Come, Desire of nations, come!
Fix in us Thy humble home:
Rise, the woman’s conqu’ring seed,
Bruise in us the serpent’s head;
Adam’s likeness now efface,
Stamp Thine image in its place:
Final Adam from above,
Reinstate us in Thy love.
– Charles Wesley
This gift of life is to be received by faith. Those who have trusted in Jesus Christ as their “life-giving spirit” can say with the Apostle Paul, “I shall bear the image of the man of heaven! Not only will my behavior and morals be suited for life in the sunshine of God’s presence, but also my body as well!”
I cannot imagine a more satisfying assurance for the future. Moreover, I cannot imagine an assurance that gives to this present such hope, joy, and motivation. In light of this present assurance we can be “steadfast, immovable, always abounding in the work of the Lord, knowing that in the Lord [our] labor is not in vain” (1 Corinthians 15:58).
If it is true that through Christ we can enjoy the assurance that we will bear the image of the man of heaven, we should not despise our own bodies. True, we suffer the effects of sickness and aging. Our bodies do not look as we want them to look. They do not work as we want them to look. They do not feel as we want them to feel. Still, these bodies remain, for the time being, the way we live out the life of Christ. Beyond that, we should not despise the bodies of others. Others also “bear the image of the man of dust.” But if that “dust” received such care from God in creation, and from Jesus Christ during his earthly ministry, shouldn’t we show the same kind of care and compassion? Christian ministry that deals only with “souls”—that boasts in sharing the gospel, but not seeking to help the whole person by sharing medicine, food, and shelter—is a contradiction in terms.
This care for people’s bodies, on the other hand, cannot be separated from care for their souls. As important as our present bodies are, priority must always given to a person’s eternal state, since experiences then are intensified and prolonged forever. Jesus himself said: “If your hand or your foot causes you to stumble, cut it off and throw it away. It is better for you to enter life maimed or crippled than to have two hands or two feet and be thrown into eternal fire.” He did not mean that there will be in heaven who are bodily maimed. He was making the point no amount of physical pain in this life can compare with the pain of an eternity apart from God—or will detract from the joy in God’s presence.

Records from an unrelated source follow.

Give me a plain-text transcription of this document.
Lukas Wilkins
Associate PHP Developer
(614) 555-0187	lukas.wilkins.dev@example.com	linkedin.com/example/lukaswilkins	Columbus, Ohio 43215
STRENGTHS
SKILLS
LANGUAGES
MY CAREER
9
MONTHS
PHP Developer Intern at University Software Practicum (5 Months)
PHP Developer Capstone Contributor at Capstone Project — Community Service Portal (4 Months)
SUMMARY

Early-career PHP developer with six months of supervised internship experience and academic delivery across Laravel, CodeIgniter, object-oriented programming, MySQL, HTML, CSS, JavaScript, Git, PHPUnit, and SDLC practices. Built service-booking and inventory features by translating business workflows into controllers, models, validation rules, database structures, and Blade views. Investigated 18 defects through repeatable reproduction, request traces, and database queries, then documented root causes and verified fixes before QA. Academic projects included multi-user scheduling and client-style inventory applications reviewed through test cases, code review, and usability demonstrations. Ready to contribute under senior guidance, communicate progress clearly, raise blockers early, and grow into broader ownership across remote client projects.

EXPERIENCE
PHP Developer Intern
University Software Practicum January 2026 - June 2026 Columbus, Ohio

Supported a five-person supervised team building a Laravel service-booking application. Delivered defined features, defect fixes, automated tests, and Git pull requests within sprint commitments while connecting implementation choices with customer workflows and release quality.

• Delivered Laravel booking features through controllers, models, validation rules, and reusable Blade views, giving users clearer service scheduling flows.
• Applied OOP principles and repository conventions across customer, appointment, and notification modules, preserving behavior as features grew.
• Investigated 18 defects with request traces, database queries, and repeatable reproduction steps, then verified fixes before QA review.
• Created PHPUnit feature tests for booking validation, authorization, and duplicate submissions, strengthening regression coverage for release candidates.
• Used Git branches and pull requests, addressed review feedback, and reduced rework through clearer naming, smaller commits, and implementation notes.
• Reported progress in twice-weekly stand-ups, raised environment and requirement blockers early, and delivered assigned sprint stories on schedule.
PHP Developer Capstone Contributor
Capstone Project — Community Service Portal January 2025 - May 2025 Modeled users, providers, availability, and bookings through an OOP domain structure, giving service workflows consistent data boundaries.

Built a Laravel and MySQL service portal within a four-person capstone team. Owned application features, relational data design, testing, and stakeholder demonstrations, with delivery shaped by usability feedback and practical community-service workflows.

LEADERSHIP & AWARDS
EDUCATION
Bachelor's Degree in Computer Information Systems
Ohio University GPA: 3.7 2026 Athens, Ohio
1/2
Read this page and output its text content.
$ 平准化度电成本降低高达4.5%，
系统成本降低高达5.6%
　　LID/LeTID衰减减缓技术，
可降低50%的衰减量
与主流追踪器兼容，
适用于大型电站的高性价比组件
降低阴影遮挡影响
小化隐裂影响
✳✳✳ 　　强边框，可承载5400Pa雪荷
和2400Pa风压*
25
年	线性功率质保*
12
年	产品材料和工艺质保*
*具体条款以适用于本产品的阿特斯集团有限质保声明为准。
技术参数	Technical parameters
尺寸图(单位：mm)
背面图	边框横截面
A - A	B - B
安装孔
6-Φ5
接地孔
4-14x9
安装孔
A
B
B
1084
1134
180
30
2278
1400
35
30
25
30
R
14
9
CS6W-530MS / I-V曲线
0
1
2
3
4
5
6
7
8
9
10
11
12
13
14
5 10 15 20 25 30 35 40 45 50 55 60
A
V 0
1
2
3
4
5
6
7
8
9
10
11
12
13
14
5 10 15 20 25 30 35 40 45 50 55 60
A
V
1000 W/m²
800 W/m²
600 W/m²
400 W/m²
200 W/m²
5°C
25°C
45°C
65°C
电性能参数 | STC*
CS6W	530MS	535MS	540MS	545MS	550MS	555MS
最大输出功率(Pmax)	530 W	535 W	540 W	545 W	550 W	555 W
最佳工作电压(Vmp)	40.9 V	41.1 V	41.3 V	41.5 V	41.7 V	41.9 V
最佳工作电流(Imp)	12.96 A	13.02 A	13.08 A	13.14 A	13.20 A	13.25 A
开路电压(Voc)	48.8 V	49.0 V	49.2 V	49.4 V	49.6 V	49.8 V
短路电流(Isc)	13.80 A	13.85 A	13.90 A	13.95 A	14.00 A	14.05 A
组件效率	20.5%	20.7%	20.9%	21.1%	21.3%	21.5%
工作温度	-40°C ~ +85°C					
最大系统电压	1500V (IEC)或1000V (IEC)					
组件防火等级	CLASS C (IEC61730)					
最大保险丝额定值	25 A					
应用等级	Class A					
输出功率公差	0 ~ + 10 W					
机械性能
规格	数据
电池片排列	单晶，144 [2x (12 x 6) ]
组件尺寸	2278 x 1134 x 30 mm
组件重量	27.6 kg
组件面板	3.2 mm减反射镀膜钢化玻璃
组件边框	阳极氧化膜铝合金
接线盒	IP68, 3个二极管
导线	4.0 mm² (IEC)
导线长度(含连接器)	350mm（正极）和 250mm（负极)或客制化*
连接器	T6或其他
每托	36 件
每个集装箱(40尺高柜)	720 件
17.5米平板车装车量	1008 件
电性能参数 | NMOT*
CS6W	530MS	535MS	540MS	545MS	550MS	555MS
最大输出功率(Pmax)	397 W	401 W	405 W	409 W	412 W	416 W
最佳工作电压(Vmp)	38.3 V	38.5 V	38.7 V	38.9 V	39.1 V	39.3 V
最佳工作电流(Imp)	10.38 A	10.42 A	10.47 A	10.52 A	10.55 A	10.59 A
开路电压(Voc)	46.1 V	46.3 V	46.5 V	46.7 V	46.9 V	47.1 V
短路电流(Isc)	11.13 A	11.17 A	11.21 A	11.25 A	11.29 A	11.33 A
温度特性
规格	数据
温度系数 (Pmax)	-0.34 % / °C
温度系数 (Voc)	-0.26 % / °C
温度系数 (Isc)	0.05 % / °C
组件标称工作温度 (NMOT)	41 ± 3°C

We always bear in mind that everyone we encounter is on a path to either heaven or hell. Everyone will someday forever bear the image of the man of heaven, or forever bear their own self-made distortion. This lifts all our words and actions onto a plane of importance so high we can hardly grasp. Something as seemingly trifling as giving a cup of cold water in Jesus’ name can end up being an eternal reward. By trusting Christ more deeply, may we learn to live in the joyous expectation that “just as we have borne the image of the man of dust, so we shall bear the image of the man of heaven.”